If Gallipoli is a ‘must do’ for you, then we suggest a tour. Tours are very informative and the guides are interesting and knowledgeable, so even if you think you know all about the campaign, you’re sure to learn a lot more. There are daily tours from Istanbul that cover Brighton Beach, Ari Burnu and ANZAC Cove cemeteries, the Lone Pine Australian memorial and cemetery, the infamous Nek cemetery, and more. One of the most moving sights is the carving of Ataturk’s speech about Gallipoli in 1934: ‘After having lost their lives on this land they have become our sons as well’.

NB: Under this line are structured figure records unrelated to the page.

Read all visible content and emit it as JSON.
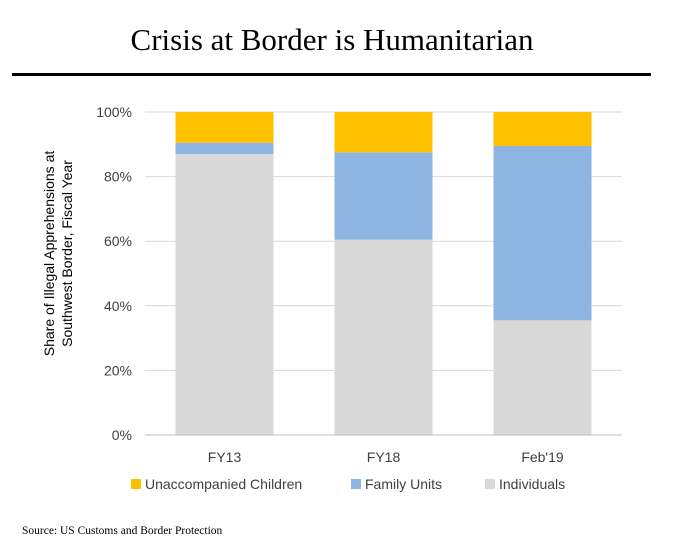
{
  "title": "Crisis at Border is Humanitarian",
  "source": "Source: US Customs and Border Protection",
  "chart_data": {
    "type": "bar",
    "stacked": true,
    "categories": [
      "FY13",
      "FY18",
      "Feb'19"
    ],
    "series": [
      {
        "name": "Individuals",
        "color": "#d9d9d9",
        "values": [
          87,
          60.5,
          35.5
        ]
      },
      {
        "name": "Family Units",
        "color": "#8eb4e3",
        "values": [
          3.5,
          27,
          54
        ]
      },
      {
        "name": "Unaccompanied Children",
        "color": "#ffc000",
        "values": [
          9.5,
          12.5,
          10.5
        ]
      }
    ],
    "legend_order": [
      "Unaccompanied Children",
      "Family Units",
      "Individuals"
    ],
    "legend_position": "bottom",
    "title": "",
    "xlabel": "",
    "ylabel": "Share of Illegal Apprehensions at Southwest Border, Fiscal Year",
    "ylabel_lines": [
      "Share of Illegal Apprehensions at",
      "Southwest Border, Fiscal Year"
    ],
    "ylim": [
      0,
      100
    ],
    "yticks": [
      0,
      20,
      40,
      60,
      80,
      100
    ],
    "ytick_labels": [
      "0%",
      "20%",
      "40%",
      "60%",
      "80%",
      "100%"
    ],
    "grid": true
  }
}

The food in Turkey is a not-so-hidden gem, as Turkish food everywhere is amazing! Turkish dishes are influenced by a variety of styles that reflect its frequent invasions from many cultures. Try a meze platter in Istanbul, with traditional patlican salatasi (eggplant salad) and kofta meatballs – no matter how many mezes you’ve had at home, you’ll love the authentic flavour! In Turkey meze is usually served as an appetizer so eat lightly to leave room for the main course. Taste a borek pastry – a traditional flaky pastry stuffed with spinach and feta or meat. Lahmacun is otherwise known as Turkish Pizza and is a traditional flatbread topped with mince, tomato, onion, parsley and garlic. They are usually rolled up and make a tasty, quick meal. Then there’s the snacks – munch on locally-grown pistachios, or try some of the authentic Turkish delight or baklava.
Canakkale is an ideal base for trips to Troy and Gallipoli. The Çanakkale Archaeology Museum is small, but contains many artefacts – amphora, statues and small tools – from nearby excavations from Troy and Assos. You will see more at the museum than you will on either of the actual sites. The outdoor gardens of the museum are also worth a visit for the ruins, such as broken marble columns and giant amphorae.
In 62 BC, King Antiochus built a tomb-sanctuary on the high mountain top of Nemrut. Next to the building were huge statues of himself, two lions, two eagles and various Greek and Persian gods. Over time, the statues have eroded and the heads now lie scattered throughout the site. TIP: Watch the sunrise from the eastern terrace; the beautiful orange hue and ancient crumbling ruins add to the place’s sense of mystery.
Ölüdeniz Beach is at the conjunction of the Aegean and Mediterranean seas, and is famous for its turquoise waters. It is one of the most photographed beaches on the Mediterranean today. It has a secluded sandy bay and lagoon at the mouth of Ölüdeniz, a small village on the Aegean Sea. The lagoon is sheltered and protected, and even in the wildest storms the sea remains calm. Ölüdeniz is also one of the best spots in the world to paraglide due to its breathtaking panoramic views.
Find more hidden gems with a homestay. If you’re hungry for more, the best way to discover the real Turkey is with a homestay. Turkish hospitality and friendliness is legendary and you can experience it by living with a family and learning the hidden secrets of this ancient civilisation. Experience a homestay in the Yuvacali area among the Kurdish people for wonderful, simple, home-baked food, a local’s view of the many historic sites, and many new friends.
Travelling by bus is an inexpensive way to move around the country, with the advantage of wonderful scenery. The buses in Turkey are usually comfortable, with layback seats and air-conditioning; some have video players installed. Usually there is segregated seating. Tickets are booked at the station or online (however, sometimes you might need a Turkish credit card for online bookings).